Despite his claim, however, the film presents a much different story.
The reason behind the issues concerning places like Brooks County is largely due to the Prevention Through Deterrence policy. According to the film, this policy purposefully directs migrants into dangerous crossing areas, resulting in over 20,000 deaths, with many occurring in Brooks County.
Even more notable, the policy was implemented in 1994 under the Clinton Administration, a democratic administration.
I got an opportunity to speak with two of the filmmakers for "Missing in Brooks County," co-director and producer Lisa Molomot and editor and producer Jacob Bricca. Besides their services on the film, Molomot and Bricca both double as educators at the University of Arizona. Molomot teaches a number of classes for the film and television major, the human rights practice program and the undergraduate law major. Bricca is the head of the production division and an associate professor for the film and television major.
According to Bricca, prior to making the film he was unaware of the Prevention Through Deterrence policy and was profoundly struck by it.
“In the film, it helps to take it out of the realm of a purely partisan, at least a Democrat and Republican, issue,” Bricca said. “I think the film has an implicit point of view about that. That it's not a defensible humanitarian policy and that the militarization of the border that has happened largely since that time has only increased over time to this extreme level with the wall and it's simply not the only way to think about that problem.”

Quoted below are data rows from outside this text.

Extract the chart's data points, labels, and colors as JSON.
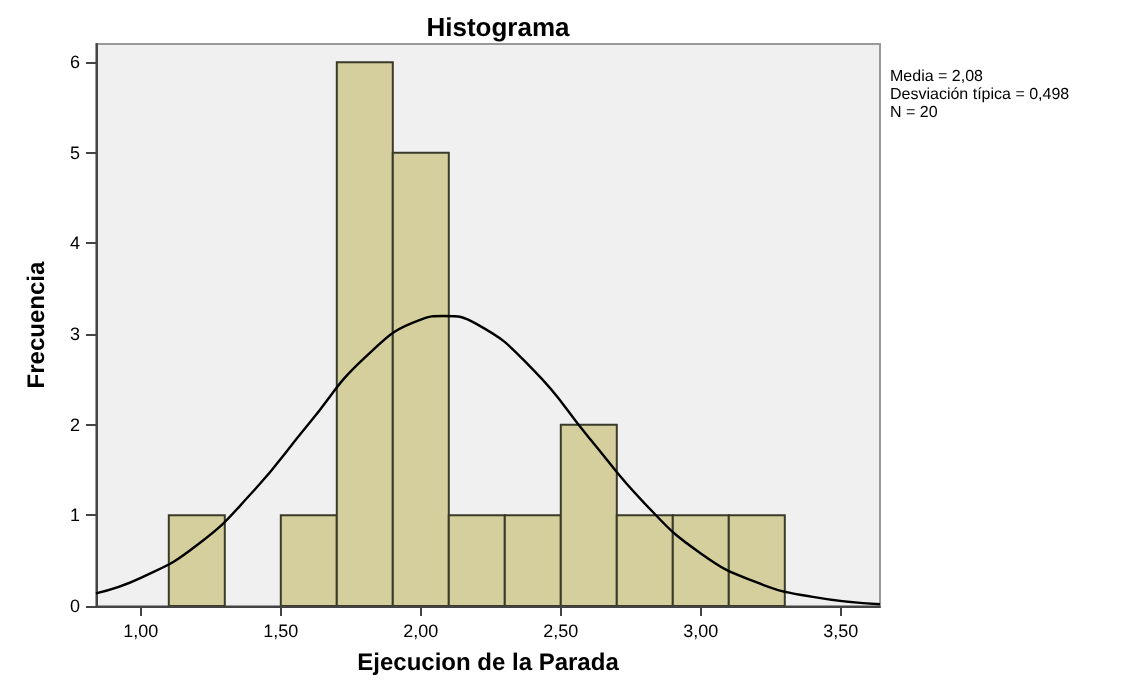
{
  "chart_data": {
    "type": "histogram",
    "title": "Histograma",
    "xlabel": "Ejecucion de la Parada",
    "ylabel": "Frecuencia",
    "series": [
      {
        "type": "histogram",
        "color": "#d4cf9c",
        "bins": [
          1.1,
          1.3,
          1.5,
          1.7,
          1.9,
          2.1,
          2.3,
          2.5,
          2.7,
          2.9,
          3.1,
          3.3
        ],
        "values": [
          1,
          0,
          1,
          6,
          5,
          1,
          1,
          2,
          1,
          1,
          1
        ]
      },
      {
        "type": "line",
        "color": "#000000",
        "x": [
          0.84,
          1.0,
          1.2,
          1.4,
          1.6,
          1.8,
          2.0,
          2.08,
          2.2,
          2.4,
          2.6,
          2.8,
          3.0,
          3.2,
          3.4,
          3.64
        ],
        "values": [
          0.14,
          0.31,
          0.67,
          1.26,
          2.01,
          2.74,
          3.16,
          3.2,
          3.11,
          2.61,
          1.86,
          1.13,
          0.58,
          0.26,
          0.1,
          0.02
        ]
      }
    ],
    "xlim": [
      0.84,
      3.64
    ],
    "xticks": [
      {
        "value": 1,
        "label": "1,00"
      },
      {
        "value": 1.5,
        "label": "1,50"
      },
      {
        "value": 2,
        "label": "2,00"
      },
      {
        "value": 2.5,
        "label": "2,50"
      },
      {
        "value": 3,
        "label": "3,00"
      },
      {
        "value": 3.5,
        "label": "3,50"
      }
    ],
    "ylim": [
      0,
      6.2
    ],
    "yticks": [
      0,
      1,
      2,
      3,
      4,
      5,
      6
    ],
    "grid": false,
    "marker": "none",
    "annotations": [
      "Media = 2,08",
      "Desviación típica = 0,498",
      "N = 20"
    ]
  }
}
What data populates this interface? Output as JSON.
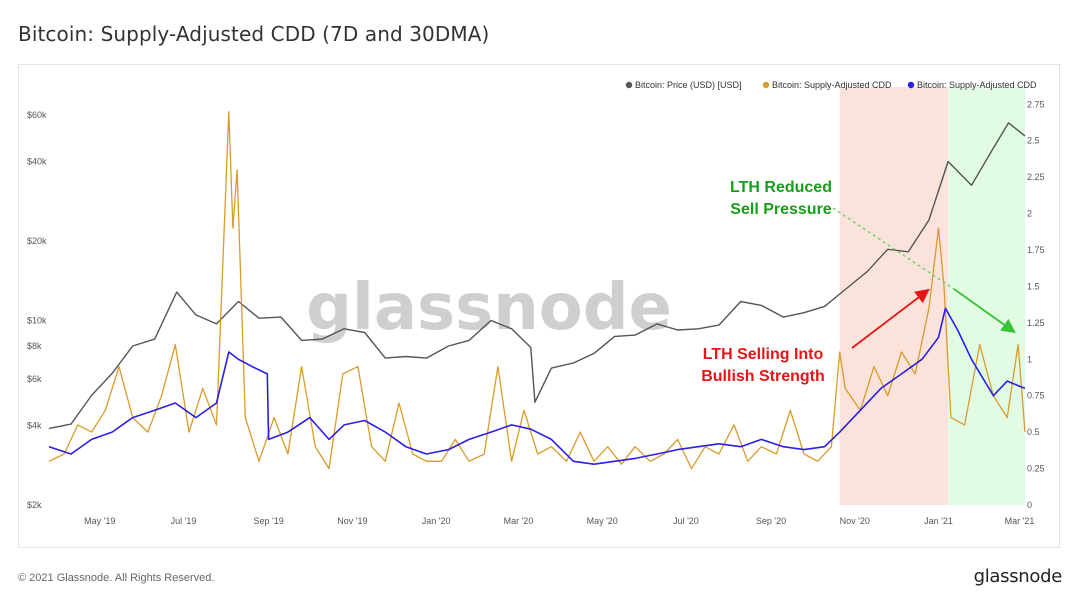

I found myself agreeing with Bricca before viewing the film and even more so after. The film’s attempts at educating its audience on this policy and the fact that both sides of the political spectrum have had a hand in worsening the border issue forces everyone to take a moment to truly understand what exactly is going on here. It proves that this finger-pointing not only is a waste of time, but futile.
In the grand scheme of things, we have all contributed to this horrific situation. Americans must now take the next step forward to work together and figure out how to solve it.
One of the most empowering messages I found through watching the film and interviewing some of its filmmakers is their drive to get this story out there. I think Molomot said it best.
“It’s the right thing to do; it's the right thing to educate people. It's the right thing to get this in front of lawmakers so they can see what's going on here and meet the families and see the reality of this situation,” Molomot said. “I’m not blindly optimistic, but I do feel like if you do the right thing that there is a possibility for change because what is happening there is wrong. You push forward even if it doesn’t seem very fruitful.”
“Missing in Brooks County” is available to stream on a variety of virtual film festivals linked on their website. It will also have an in-person screening at The Loft Cinema on Sunday, March 28, 2021.